BEIJING, September 18 (TMTPOST) — The Ministry of Culture and Tourism of China is seeking public opinions on the regulation of the entertainment industry, setting out that entertainment companies and agencies should safeguard minors' right to complete their compulsory education in accordance with the Law on the Protection of Minors, the Education Law and the Compulsory Education Law. The ministry warns companies and agencies against encouraging minors to sacrifice their education for becoming famous at a young age.
According to the ministry, actors should practice the core values of socialism and help create public goods. And they should also be professional and responsible.
Actor agencies and studios should protect actors and actresses’ legal rights and evaluate them based on their morality and ethics as well, the ministry says. It is highlighted that agencies and studios should regularly hold workshops and courses for their actors and actresses on morality and law and help correct unethical and immoral behavior of celebrities.

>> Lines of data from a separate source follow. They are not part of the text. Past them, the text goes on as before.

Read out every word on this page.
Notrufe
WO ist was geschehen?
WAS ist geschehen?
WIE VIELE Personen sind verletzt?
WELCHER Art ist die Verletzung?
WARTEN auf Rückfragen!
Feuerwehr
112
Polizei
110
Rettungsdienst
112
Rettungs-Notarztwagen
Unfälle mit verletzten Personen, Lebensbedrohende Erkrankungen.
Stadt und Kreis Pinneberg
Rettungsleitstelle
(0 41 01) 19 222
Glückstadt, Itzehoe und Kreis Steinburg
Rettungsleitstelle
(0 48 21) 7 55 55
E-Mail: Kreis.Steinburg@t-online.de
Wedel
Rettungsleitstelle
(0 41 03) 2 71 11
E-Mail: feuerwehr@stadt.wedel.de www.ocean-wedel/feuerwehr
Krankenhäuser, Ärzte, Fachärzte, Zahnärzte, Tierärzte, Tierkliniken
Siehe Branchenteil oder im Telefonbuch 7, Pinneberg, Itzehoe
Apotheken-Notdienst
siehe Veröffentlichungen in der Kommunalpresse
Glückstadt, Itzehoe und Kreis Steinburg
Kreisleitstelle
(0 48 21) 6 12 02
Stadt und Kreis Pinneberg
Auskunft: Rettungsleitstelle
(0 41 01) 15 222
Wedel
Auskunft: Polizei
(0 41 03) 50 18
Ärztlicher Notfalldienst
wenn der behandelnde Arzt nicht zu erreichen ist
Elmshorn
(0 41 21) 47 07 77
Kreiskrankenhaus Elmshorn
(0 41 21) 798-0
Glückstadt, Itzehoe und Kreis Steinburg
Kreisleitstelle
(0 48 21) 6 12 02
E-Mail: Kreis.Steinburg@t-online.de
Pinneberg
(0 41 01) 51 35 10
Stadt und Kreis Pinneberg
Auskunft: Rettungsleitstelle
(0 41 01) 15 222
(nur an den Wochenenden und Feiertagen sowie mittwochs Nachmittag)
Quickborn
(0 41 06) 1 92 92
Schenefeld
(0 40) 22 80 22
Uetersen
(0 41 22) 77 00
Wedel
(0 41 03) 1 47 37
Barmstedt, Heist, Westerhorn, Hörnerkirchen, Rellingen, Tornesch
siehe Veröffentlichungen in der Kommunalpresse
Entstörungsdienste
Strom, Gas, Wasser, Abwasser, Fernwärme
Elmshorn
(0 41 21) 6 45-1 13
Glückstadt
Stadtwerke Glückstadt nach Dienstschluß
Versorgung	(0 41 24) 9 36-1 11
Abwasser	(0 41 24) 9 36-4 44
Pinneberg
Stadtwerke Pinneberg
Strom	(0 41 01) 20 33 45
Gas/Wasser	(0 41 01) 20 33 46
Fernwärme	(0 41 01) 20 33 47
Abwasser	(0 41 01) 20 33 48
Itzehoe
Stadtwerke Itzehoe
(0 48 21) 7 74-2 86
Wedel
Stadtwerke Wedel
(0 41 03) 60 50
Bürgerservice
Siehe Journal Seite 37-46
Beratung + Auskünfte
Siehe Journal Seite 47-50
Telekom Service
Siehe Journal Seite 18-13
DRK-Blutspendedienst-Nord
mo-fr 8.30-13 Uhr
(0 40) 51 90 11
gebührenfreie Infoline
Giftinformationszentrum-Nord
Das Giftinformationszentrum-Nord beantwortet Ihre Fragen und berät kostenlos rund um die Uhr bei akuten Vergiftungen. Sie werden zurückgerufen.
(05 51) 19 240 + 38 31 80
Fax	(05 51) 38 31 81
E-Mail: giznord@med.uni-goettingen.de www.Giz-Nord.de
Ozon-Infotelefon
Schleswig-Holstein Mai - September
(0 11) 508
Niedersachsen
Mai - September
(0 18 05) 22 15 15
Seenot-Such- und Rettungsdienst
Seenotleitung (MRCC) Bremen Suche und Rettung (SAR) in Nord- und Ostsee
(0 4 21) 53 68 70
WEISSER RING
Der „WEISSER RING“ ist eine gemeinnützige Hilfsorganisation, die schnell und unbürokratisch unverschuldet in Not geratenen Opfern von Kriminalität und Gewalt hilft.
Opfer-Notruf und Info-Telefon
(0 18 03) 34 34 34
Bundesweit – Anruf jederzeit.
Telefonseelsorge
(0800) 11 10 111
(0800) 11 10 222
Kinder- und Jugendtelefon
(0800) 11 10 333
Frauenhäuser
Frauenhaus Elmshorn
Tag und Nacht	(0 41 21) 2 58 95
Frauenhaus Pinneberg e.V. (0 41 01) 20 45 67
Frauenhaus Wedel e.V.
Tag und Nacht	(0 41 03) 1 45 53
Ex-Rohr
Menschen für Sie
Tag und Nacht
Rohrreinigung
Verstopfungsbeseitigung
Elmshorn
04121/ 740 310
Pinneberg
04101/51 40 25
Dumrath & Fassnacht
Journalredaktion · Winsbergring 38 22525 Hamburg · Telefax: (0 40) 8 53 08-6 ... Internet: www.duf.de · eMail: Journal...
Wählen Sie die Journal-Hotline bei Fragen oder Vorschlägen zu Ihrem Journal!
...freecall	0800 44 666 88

For actors and actresses who have severely violated social values and had a significant impact on society, agencies and studios should terminate their service for the celebrities in question.
China has been cracking down on the cultural and entertainment sectors since a number of controversial scandals broke out involving celebrity fandom. This leads to stricter control of and regulation on idol talent shows, which the government believes create crazed behavior among the idols’ fans.
Idol shows are massive hit shows in China and serve as the main platforms for young talents to gain exposure and find their way into stardom. According to market data firm Enlightent, Youth With You - Season 2, a Chinese girl band reality competition show that was able to secure the most market share for three consecutive months, accumulated over 1.9 billion views in total. Chuang 2020, another popular talent show, registered over 600 million views, ranking third.
Similar to South Korea’s K-pop trainee culture, thousands of young talents in China also seek to become trainees from a very young age, hoping to get professional training from agencies and later make their debut in talent shows, according to an article from Southern Metropolis Weekly. Many of the young kids would even trade off their studies with an opportunity of becoming a trainee.